For all of them there are the four functions. The use of the first parameter is the same as above. The other parameters are needed to define the distribution, e.g. pnorm(q = 1, mean = 100, sd = 5) gives the values of a normal distribution with mean = 100 and standard deviation = 5.

> as.numeric(runif(20) < 0.25)

Exercise 5.1 [HAND IN] Which generating probability of success (p) has to be used?

Exercise 5.2 Suppose we have a bowl with 25% red balls, and a single experiment involves the sampling of 10 balls with replacement, counting the number of red balls in the sample. Generate the outcome of 100 such experiments.

Exercise 5.4 Repeat this for 100000 experiments, and draw a histogram of the result. Why are there empty bars in this graph?

> plot(0:10, dbinom(0:10, 10, 0.25))

Exercise 5.5 Create a similar plot for all the probabilities when when the experiment uses the same bowl, but draws 100 instead of 10 balls independently.

Suppose we are interested in the occurence pattern of the Green tiger beetle, in our study site of 2 km × 3 km. The hypothesis is that per square meter on average 0.05 of such beetles live.
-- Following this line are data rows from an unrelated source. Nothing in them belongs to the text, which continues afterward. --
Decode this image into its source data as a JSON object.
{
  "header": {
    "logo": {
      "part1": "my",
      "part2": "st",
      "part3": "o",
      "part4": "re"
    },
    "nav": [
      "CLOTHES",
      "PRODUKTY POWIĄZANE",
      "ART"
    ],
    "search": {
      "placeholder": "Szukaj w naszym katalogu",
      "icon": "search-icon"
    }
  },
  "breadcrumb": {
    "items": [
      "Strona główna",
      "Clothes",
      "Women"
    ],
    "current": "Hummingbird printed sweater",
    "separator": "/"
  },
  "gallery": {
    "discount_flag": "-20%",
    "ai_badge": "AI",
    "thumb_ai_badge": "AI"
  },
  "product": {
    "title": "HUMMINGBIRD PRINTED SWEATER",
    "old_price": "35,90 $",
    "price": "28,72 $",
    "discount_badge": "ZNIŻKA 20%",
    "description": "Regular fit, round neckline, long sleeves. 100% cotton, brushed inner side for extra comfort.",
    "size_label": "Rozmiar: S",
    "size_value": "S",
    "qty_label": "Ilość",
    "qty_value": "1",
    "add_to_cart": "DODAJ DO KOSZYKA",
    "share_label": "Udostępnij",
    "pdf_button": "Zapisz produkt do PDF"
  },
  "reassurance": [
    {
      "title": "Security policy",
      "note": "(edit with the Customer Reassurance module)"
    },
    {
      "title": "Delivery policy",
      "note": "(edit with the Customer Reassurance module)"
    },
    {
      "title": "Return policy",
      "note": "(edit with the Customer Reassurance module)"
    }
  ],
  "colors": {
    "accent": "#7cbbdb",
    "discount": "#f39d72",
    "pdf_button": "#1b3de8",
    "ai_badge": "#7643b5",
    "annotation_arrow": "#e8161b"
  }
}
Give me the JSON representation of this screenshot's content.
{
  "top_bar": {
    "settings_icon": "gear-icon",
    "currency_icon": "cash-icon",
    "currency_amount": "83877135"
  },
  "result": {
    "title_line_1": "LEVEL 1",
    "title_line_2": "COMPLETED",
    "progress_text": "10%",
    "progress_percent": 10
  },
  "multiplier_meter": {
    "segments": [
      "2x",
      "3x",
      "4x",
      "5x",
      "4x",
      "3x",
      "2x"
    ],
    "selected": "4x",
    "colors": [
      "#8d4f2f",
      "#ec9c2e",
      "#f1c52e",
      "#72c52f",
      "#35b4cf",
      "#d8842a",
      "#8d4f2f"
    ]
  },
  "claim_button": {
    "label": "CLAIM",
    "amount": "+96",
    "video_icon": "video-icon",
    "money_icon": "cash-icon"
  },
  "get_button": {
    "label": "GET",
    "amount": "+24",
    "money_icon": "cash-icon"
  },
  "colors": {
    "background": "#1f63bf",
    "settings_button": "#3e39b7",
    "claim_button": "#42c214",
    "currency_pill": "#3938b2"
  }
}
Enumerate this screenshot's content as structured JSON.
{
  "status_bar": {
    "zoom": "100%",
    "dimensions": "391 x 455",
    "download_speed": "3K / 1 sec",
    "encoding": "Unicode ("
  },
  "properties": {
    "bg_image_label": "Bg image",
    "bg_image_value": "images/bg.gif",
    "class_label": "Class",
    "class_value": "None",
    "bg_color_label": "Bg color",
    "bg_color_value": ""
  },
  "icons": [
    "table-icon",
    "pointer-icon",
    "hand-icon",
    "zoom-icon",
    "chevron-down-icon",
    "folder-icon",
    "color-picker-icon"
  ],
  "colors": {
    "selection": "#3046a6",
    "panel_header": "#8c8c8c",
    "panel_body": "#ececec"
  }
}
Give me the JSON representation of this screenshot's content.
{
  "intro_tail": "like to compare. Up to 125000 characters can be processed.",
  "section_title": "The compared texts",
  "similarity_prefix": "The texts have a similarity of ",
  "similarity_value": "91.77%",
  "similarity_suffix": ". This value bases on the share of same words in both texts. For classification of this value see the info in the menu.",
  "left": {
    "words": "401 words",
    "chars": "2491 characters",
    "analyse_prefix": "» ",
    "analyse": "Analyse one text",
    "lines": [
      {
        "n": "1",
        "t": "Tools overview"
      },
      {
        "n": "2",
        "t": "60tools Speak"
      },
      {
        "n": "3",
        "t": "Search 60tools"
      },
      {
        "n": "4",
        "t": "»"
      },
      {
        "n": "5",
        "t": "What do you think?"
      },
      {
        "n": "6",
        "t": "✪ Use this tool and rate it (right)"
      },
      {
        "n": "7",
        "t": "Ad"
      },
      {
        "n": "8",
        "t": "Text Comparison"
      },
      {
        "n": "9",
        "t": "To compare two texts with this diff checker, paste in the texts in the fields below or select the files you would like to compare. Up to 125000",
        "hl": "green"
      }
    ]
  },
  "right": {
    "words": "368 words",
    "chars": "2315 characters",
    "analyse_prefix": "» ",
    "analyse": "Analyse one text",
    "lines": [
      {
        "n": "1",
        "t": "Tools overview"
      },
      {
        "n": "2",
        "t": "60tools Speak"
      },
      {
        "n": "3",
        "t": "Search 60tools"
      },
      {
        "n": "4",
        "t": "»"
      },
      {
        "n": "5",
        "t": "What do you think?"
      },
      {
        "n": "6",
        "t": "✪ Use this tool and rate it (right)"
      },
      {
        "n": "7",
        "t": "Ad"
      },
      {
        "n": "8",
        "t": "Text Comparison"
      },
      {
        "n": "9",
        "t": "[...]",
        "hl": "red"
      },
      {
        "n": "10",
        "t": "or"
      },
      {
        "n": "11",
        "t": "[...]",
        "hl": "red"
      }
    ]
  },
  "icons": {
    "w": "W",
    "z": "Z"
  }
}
We have plots of 3 × 3 meter, and assume that we do catch all beetles in such a plot during an experiment.

For a normal distribution with mean 10 and standard deviation 1, the probability of having a value below 12 is found by

Exercise 5.7 [HAND IN] Assuming that body length of the students data set is normally distributed, and assuming that the sample mean and standard deviation are the true values, What is the probability of having a student with length larger than 195 cm?

Exercise 5.8 Which of the distributions are discrete / continuous: binomial distribution, Poisson distribution, uniform distribution, normal distribution, Gaussian distribution?

Imagine a multiple choice test with 40 questions, each having 4 answers whereof 1 is correct. To pass the test you need 20 correct answers. For the following exercises give the R command and the value(s). If you can not find the command, give the distribution and value (e.g. normal distribution, mean = 9, sd = 4, density in x = 2).

Exercise 5.9 You did not prepare and rely on guessing. How could you use R to give random answers?

Exercise 5.10 If you guess all answers, what is the probability that you fail? (What kind of experiment is it, how are the parameters?)

Exercise 5.11 The time students need is approximately normally distributed with mean 60 minutes and standard deviation 10 minutes. After how much time will 90% of the students have finished?

Exercise 5.12 [HAND IN] Create a normal probability plot for the variable bmi in the students data set. Add the line that indicates a reference normal distribution.

Can we consider bmi as approximately normally distributed? What are the mean and standard deviation (do not calculate but describe how to tell from the plot).

6 Sampling, standard error and confidence intervals

> library(sp)
> image(demstd, axes = T, col = terrain.colors(20))

(Note that sp needs to be loaded, otherwise the correct method for imaging spatial grids is not available.)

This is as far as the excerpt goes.